Sabah kalktım, epey seyrettim. Ne Nadal, ne Djokoviç birbirlerine pek üstünlük sağlayamıyor. Oyun araları gazeteye göz gezdirdim. Hatta bir yandan yan gözle maça bakarken gazeteyi bitirdim. Devam.  Maç bütün zevkiyle devam ediyor ama hanım sitem etmeye başladı. Yahu bey diktin gözünü bir tenis maçına  saat kaç oldu?.Ekmek mi alınacak, su mu?. Birazdan karnın da acıkır, oturdun kaldın. Haklı ama gel de bırak maçı. Bırakamıyorsun ki?.
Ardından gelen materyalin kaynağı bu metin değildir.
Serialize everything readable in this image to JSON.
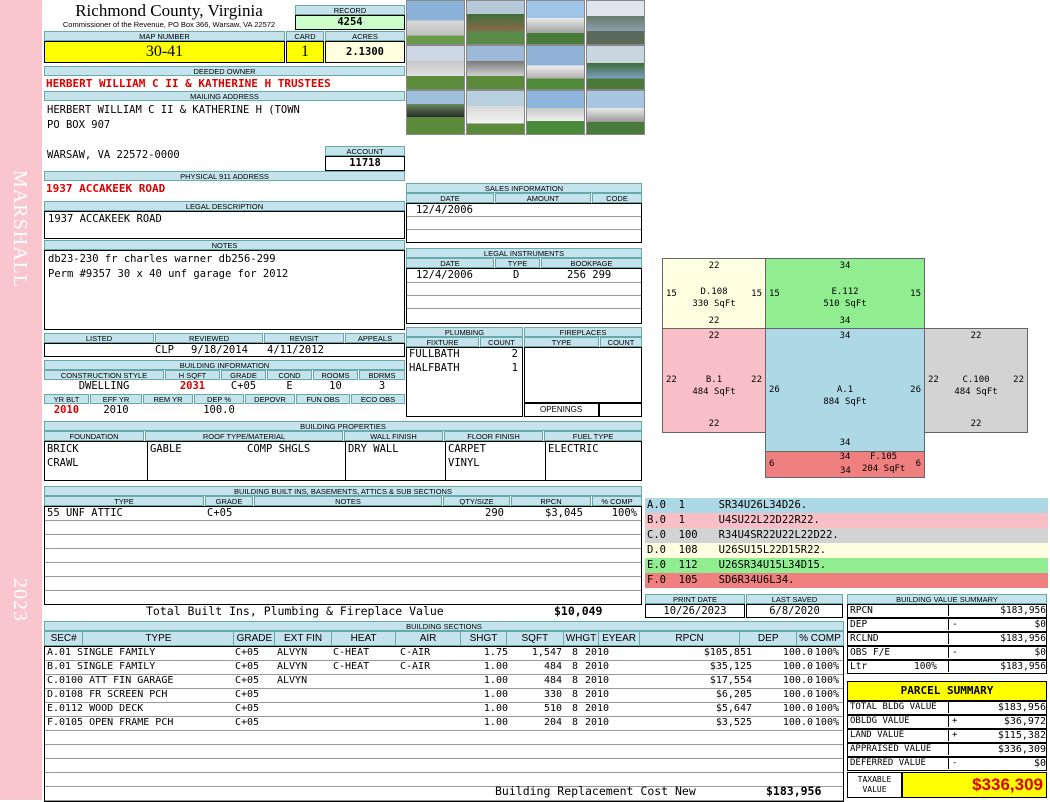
{
  "header": {
    "county": "Richmond County, Virginia",
    "commissioner": "Commissioner of the Revenue, PO Box 366, Warsaw, VA 22572",
    "record_label": "RECORD",
    "record": "4254",
    "map_label": "MAP NUMBER",
    "map": "30-41",
    "card_label": "CARD",
    "card": "1",
    "acres_label": "ACRES",
    "acres": "2.1300"
  },
  "side": {
    "district": "MARSHALL",
    "year": "2023"
  },
  "owner": {
    "label": "DEEDED OWNER",
    "name": "HERBERT WILLIAM C II & KATHERINE H TRUSTEES",
    "mail_label": "MAILING ADDRESS",
    "mail1": "HERBERT WILLIAM C II & KATHERINE H (TOWN",
    "mail2": "PO BOX 907",
    "mail3": "WARSAW, VA 22572-0000",
    "account_label": "ACCOUNT",
    "account": "11718"
  },
  "physical": {
    "label": "PHYSICAL 911 ADDRESS",
    "address": "1937 ACCAKEEK ROAD"
  },
  "legal": {
    "label": "LEGAL DESCRIPTION",
    "text": "1937 ACCAKEEK ROAD"
  },
  "notes": {
    "label": "NOTES",
    "line1": "db23-230 fr charles warner db256-299",
    "line2": "Perm #9357 30 x 40 unf garage for 2012"
  },
  "review": {
    "listed_label": "LISTED",
    "reviewed_label": "REVIEWED",
    "revisit_label": "REVISIT",
    "appeals_label": "APPEALS",
    "listed": "",
    "reviewer": "CLP",
    "reviewed": "9/18/2014",
    "revisit": "4/11/2012",
    "appeals": ""
  },
  "building_info": {
    "label": "BUILDING INFORMATION",
    "h": [
      "CONSTRUCTION STYLE",
      "H SQFT",
      "GRADE",
      "COND",
      "ROOMS",
      "BDRMS"
    ],
    "style": "DWELLING",
    "hsqft": "2031",
    "grade": "C+05",
    "cond": "E",
    "rooms": "10",
    "bdrms": "3",
    "h2": [
      "YR BLT",
      "EFF YR",
      "REM YR",
      "DEP %",
      "DEPOVR",
      "FUN OBS",
      "ECO OBS"
    ],
    "yrblt": "2010",
    "effyr": "2010",
    "remyr": "",
    "dep": "100.0",
    "depovr": "",
    "funobs": "",
    "ecoobs": ""
  },
  "sales": {
    "label": "SALES INFORMATION",
    "h": [
      "DATE",
      "AMOUNT",
      "CODE"
    ],
    "date": "12/4/2006",
    "amount": "",
    "code": ""
  },
  "instruments": {
    "label": "LEGAL INSTRUMENTS",
    "h": [
      "DATE",
      "TYPE",
      "BOOKPAGE"
    ],
    "date": "12/4/2006",
    "type": "D",
    "bookpage": "256 299"
  },
  "plumbing": {
    "label": "PLUMBING",
    "h": [
      "FIXTURE",
      "COUNT"
    ],
    "rows": [
      [
        "FULLBATH",
        "2"
      ],
      [
        "HALFBATH",
        "1"
      ]
    ]
  },
  "fireplaces": {
    "label": "FIREPLACES",
    "h": [
      "TYPE",
      "COUNT"
    ],
    "openings": "OPENINGS"
  },
  "properties": {
    "label": "BUILDING PROPERTIES",
    "h": [
      "FOUNDATION",
      "ROOF TYPE/MATERIAL",
      "WALL FINISH",
      "FLOOR FINISH",
      "FUEL TYPE"
    ],
    "foundation1": "BRICK",
    "foundation2": "CRAWL",
    "roof1": "GABLE",
    "roof2": "COMP SHGLS",
    "wall": "DRY WALL",
    "floor1": "CARPET",
    "floor2": "VINYL",
    "fuel": "ELECTRIC"
  },
  "builtins": {
    "label": "BUILDING BUILT INS, BASEMENTS, ATTICS & SUB SECTIONS",
    "h": [
      "TYPE",
      "GRADE",
      "NOTES",
      "QTY/SIZE",
      "RPCN",
      "% COMP"
    ],
    "type": "55 UNF ATTIC",
    "grade": "C+05",
    "notes": "",
    "qty": "290",
    "rpcn": "$3,045",
    "comp": "100%",
    "total_label": "Total Built Ins, Plumbing & Fireplace Value",
    "total": "$10,049"
  },
  "sketch": {
    "labels": [
      [
        "D.108",
        "330 SqFt",
        "22",
        "15",
        "15",
        "22"
      ],
      [
        "E.112",
        "510 SqFt",
        "34",
        "15",
        "15",
        "34"
      ],
      [
        "B.1",
        "484 SqFt",
        "22",
        "22",
        "22",
        "22"
      ],
      [
        "A.1",
        "884 SqFt",
        "34",
        "26",
        "26",
        "34"
      ],
      [
        "C.100",
        "484 SqFt",
        "22",
        "22",
        "22",
        "22"
      ],
      [
        "F.105",
        "204 SqFt",
        "34",
        "6",
        "6",
        "34"
      ]
    ]
  },
  "segments": [
    [
      "A.0",
      "1",
      "SR34U26L34D26."
    ],
    [
      "B.0",
      "1",
      "U4SU22L22D22R22."
    ],
    [
      "C.0",
      "100",
      "R34U4SR22U22L22D22."
    ],
    [
      "D.0",
      "108",
      "U26SU15L22D15R22."
    ],
    [
      "E.0",
      "112",
      "U26SR34U15L34D15."
    ],
    [
      "F.0",
      "105",
      "SD6R34U6L34."
    ]
  ],
  "print": {
    "print_label": "PRINT DATE",
    "saved_label": "LAST SAVED",
    "print": "10/26/2023",
    "saved": "6/8/2020"
  },
  "sections": {
    "label": "BUILDING SECTIONS",
    "h": [
      "SEC#",
      "TYPE",
      "GRADE",
      "EXT FIN",
      "HEAT",
      "AIR",
      "SHGT",
      "SQFT",
      "WHGT",
      "EYEAR",
      "RPCN",
      "DEP",
      "% COMP"
    ],
    "rows": [
      [
        "A.0",
        "1 SINGLE FAMILY",
        "C+05",
        "ALVYN",
        "C-HEAT",
        "C-AIR",
        "1.75",
        "1,547",
        "8",
        "2010",
        "$105,851",
        "100.0",
        "100%"
      ],
      [
        "B.0",
        "1 SINGLE FAMILY",
        "C+05",
        "ALVYN",
        "C-HEAT",
        "C-AIR",
        "1.00",
        "484",
        "8",
        "2010",
        "$35,125",
        "100.0",
        "100%"
      ],
      [
        "C.0",
        "100 ATT FIN GARAGE",
        "C+05",
        "ALVYN",
        "",
        "",
        "1.00",
        "484",
        "8",
        "2010",
        "$17,554",
        "100.0",
        "100%"
      ],
      [
        "D.0",
        "108 FR SCREEN PCH",
        "C+05",
        "",
        "",
        "",
        "1.00",
        "330",
        "8",
        "2010",
        "$6,205",
        "100.0",
        "100%"
      ],
      [
        "E.0",
        "112 WOOD DECK",
        "C+05",
        "",
        "",
        "",
        "1.00",
        "510",
        "8",
        "2010",
        "$5,647",
        "100.0",
        "100%"
      ],
      [
        "F.0",
        "105 OPEN FRAME PCH",
        "C+05",
        "",
        "",
        "",
        "1.00",
        "204",
        "8",
        "2010",
        "$3,525",
        "100.0",
        "100%"
      ]
    ],
    "rcn_label": "Building Replacement Cost New",
    "rcn": "$183,956"
  },
  "value_summary": {
    "label": "BUILDING VALUE SUMMARY",
    "rpcn_l": "RPCN",
    "rpcn": "$183,956",
    "dep_l": "DEP",
    "dep_s": "-",
    "dep": "$0",
    "rclnd_l": "RCLND",
    "rclnd": "$183,956",
    "obs_l": "OBS F/E",
    "obs_s": "-",
    "obs": "$0",
    "ltr_l": "Ltr",
    "ltr_p": "100%",
    "ltr": "$183,956"
  },
  "parcel": {
    "label": "PARCEL SUMMARY",
    "tb_l": "TOTAL BLDG VALUE",
    "tb": "$183,956",
    "ob_l": "OBLDG VALUE",
    "ob_s": "+",
    "ob": "$36,972",
    "lv_l": "LAND VALUE",
    "lv_s": "+",
    "lv": "$115,382",
    "ap_l": "APPRAISED VALUE",
    "ap": "$336,309",
    "df_l": "DEFERRED VALUE",
    "df_s": "-",
    "df": "$0",
    "tx_l1": "TAXABLE",
    "tx_l2": "VALUE",
    "tx": "$336,309"
  },
  "colors": {
    "pink": "#f9c6cd",
    "header": "#c5e3ec",
    "yellow": "#ffff00",
    "green": "#ccffcc",
    "red": "#dd0000"
  }
}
Hakem kronometre tutmuyor ki. futbol olsa, kandırması kolay.  10 dakika kaldı biraz sabret der geçersin. Nadal ile Djokovic maç yapmıyor sanki, birbirini pataklıyor kortta. Çaresiz kalktım gittim, market,  fırın ne gerekiyorsa aldım geldim. Aaa maç hala aynı devam. Hem de aynı tempoda. Kıran kırana.  Kamera bir Djokovicin eşini, bir Nadal’ın hocasını gösteriyor. Nadal’ın hocasının artık soğukkanlılığından eser yok. Djokovic’in eşi ise heyecandan ha düştü, ha düşecek. Renk beniz gitmiş. Bu arada Djokovic tişort değiştirmiş, ben fırına giderken siyahtı, şimdi beyaz olmuş. Başka neler değişti bilmiyorum ama sahada bu iki muhteşem sporcunun kazanma hırsı tam gaz devamdı.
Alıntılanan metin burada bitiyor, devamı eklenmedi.